The PWA also insisted that Chicago follow through on unifying the surface and rapid transit systems, then run by CSL and CRT, private companies that were in bankruptcy. This was considered essential to obtaining the new all-steel subway cars that were needed to operate the two subways.
The government allowed the State Street subway to be completed during the war as a matter of necessity, using the 455 steel cars that the Chicago Rapid Transit company had. But once war broke out and there were delays in merging CSL and CRT into a new private entity (which perhaps would have been called the CTC, or Chicago Transit Company), work on the Dearborn-Milwaukee tube was halted in 1942 “for the duration.” At this point, it was estimated that the second subway was 75-80% completed.
World War II also halted work on the Congress expressway. Work on both the subway and the superhighway resumed in 1945. Chicago finally achieved transit unification in 1945 with the creation of the Chicago Transit Authority by state statute.
In 1944, the City had looked into the idea of purchasing 65 articulated rapid transit cars itself (the equivalent of 130 single cars), and would presumably have leased them to CRT for use in the Dearborn subway, if not for the creation of the CTA. As it happened, the fledgling CTA had CRT order four articulated trainsets, which were delivered in 1947-48 and numbered 5001-5004. Presumably, these were all that the broke CRT could afford.
CTA also stage-managed CSL’s order of 600 postwar PCCs in a similar manner. The Surface Lines had millions of dollars set aside for purchasing new equipment, and was in much better financial shape than CRT, who could barely make operating expenses. Starting in 1939, the City had been publicizing a “wish list” for modernizing the surface and rapid transit systems, and wanted to get a quick start on buying new equipment, even before the CTA took over CSL and CRT in 1947.
In 1949, CTA ordered 130 6000-series PCC rapid transit cars without articulation. Delivery began in 1950, which permitted the opening of the Dearbon subway in February, 1951. Connecting the Dearborn subway to the Congress median portion did not happen until 1958, and even then, some of the outer stations on the line were not finished until 1961.
The “phase 2” subway extension plans came up again in the mid-1950s, when plans started to extend the Logan Square “L” in the median of the Northwest (now Kennedy) expressway. A leading neighborhood activist group preferred that the Milwaukee subway simply be extended to the city limits as a subway, claiming that the City had promised the Federal government in 1939 to do this and thus had a legal obligation.
They felt that the expressway median was not the best place for a rapid transit line, as it would be too far away from people in the surrounding neighborhoods. In particular, they felt that the area along Kimball needed improved rapid transit service.

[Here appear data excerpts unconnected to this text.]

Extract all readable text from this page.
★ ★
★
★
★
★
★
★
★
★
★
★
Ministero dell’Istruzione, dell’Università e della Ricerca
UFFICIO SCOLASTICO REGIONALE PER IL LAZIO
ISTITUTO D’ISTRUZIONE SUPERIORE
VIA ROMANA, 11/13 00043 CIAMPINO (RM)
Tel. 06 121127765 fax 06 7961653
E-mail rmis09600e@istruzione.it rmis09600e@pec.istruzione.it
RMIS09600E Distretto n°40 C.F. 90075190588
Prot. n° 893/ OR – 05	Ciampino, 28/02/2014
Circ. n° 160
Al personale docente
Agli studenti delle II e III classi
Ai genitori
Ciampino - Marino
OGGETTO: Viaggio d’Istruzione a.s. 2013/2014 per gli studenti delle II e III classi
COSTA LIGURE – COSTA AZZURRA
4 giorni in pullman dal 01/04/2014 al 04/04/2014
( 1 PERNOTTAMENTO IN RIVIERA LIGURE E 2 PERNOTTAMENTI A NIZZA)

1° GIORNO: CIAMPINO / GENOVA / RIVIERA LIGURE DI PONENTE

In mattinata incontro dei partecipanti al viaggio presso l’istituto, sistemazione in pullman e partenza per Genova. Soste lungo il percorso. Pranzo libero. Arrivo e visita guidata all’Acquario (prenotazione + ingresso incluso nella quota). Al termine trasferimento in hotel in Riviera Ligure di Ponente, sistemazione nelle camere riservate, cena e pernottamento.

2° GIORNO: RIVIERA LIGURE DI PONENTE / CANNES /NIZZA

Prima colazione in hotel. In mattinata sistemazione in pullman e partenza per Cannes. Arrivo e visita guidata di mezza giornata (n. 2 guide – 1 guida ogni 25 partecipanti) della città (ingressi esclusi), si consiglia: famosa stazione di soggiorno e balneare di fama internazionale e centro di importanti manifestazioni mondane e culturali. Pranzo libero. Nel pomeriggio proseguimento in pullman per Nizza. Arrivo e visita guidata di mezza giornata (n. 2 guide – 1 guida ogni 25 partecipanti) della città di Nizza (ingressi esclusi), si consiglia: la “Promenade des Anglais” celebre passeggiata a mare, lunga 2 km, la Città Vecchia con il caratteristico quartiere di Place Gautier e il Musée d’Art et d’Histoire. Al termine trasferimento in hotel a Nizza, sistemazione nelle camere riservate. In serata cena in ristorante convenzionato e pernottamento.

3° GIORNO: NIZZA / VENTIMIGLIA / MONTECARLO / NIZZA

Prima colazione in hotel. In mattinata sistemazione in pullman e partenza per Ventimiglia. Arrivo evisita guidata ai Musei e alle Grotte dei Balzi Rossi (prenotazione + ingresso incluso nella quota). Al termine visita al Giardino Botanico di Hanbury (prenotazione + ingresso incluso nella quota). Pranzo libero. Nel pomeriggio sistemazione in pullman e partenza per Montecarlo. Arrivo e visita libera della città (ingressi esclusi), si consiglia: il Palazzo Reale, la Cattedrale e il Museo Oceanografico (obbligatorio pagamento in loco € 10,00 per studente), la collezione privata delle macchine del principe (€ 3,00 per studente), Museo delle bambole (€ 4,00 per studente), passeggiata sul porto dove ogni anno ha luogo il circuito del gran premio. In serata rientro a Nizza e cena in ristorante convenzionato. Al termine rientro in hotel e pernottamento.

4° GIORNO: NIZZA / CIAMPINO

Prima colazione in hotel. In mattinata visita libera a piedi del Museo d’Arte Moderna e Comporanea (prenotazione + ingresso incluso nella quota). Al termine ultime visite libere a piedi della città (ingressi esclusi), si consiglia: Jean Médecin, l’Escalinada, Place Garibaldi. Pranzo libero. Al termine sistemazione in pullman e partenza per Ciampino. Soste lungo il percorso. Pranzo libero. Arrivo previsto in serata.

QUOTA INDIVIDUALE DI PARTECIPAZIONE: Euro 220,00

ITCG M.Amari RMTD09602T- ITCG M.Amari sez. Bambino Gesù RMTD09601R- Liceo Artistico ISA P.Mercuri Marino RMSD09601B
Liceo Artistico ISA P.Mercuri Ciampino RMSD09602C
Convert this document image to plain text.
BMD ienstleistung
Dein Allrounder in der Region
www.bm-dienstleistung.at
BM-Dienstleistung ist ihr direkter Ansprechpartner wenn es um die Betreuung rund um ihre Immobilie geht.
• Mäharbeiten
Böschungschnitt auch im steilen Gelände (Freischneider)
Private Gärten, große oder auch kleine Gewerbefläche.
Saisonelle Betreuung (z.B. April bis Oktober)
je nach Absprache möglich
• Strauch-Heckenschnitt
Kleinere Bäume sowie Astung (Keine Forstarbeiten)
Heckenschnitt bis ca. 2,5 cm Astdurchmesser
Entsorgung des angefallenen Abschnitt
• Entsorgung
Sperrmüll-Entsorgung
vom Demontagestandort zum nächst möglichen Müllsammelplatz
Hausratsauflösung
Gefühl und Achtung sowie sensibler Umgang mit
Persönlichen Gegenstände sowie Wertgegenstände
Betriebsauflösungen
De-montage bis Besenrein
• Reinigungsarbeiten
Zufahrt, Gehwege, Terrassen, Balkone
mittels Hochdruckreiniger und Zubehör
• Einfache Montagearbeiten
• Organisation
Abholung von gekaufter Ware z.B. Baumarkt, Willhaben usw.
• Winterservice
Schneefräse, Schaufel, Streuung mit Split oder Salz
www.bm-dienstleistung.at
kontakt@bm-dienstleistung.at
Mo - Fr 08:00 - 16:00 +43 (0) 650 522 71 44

Once Federal money for mass transit became available in the mid-1960s, a compromise was reached with the mile-long Kimball subway. The original connection to the NW median would have been east of there, near California avenue. The City’s 1950s plan called for a ramp to veer off northward from the “L” at this point, going down into an open cut subway, which would have gone into the expressway median. There would have been one new grade crossing required in this plan.
The new plan, while more expensive, was clearly an improvement, as it allowed for service to continue to Logan Square, which the old plan bypassed. So even the Kimball subway owes its origins in part to Chicago’s 1930s plans for its “Initial System of Subways.”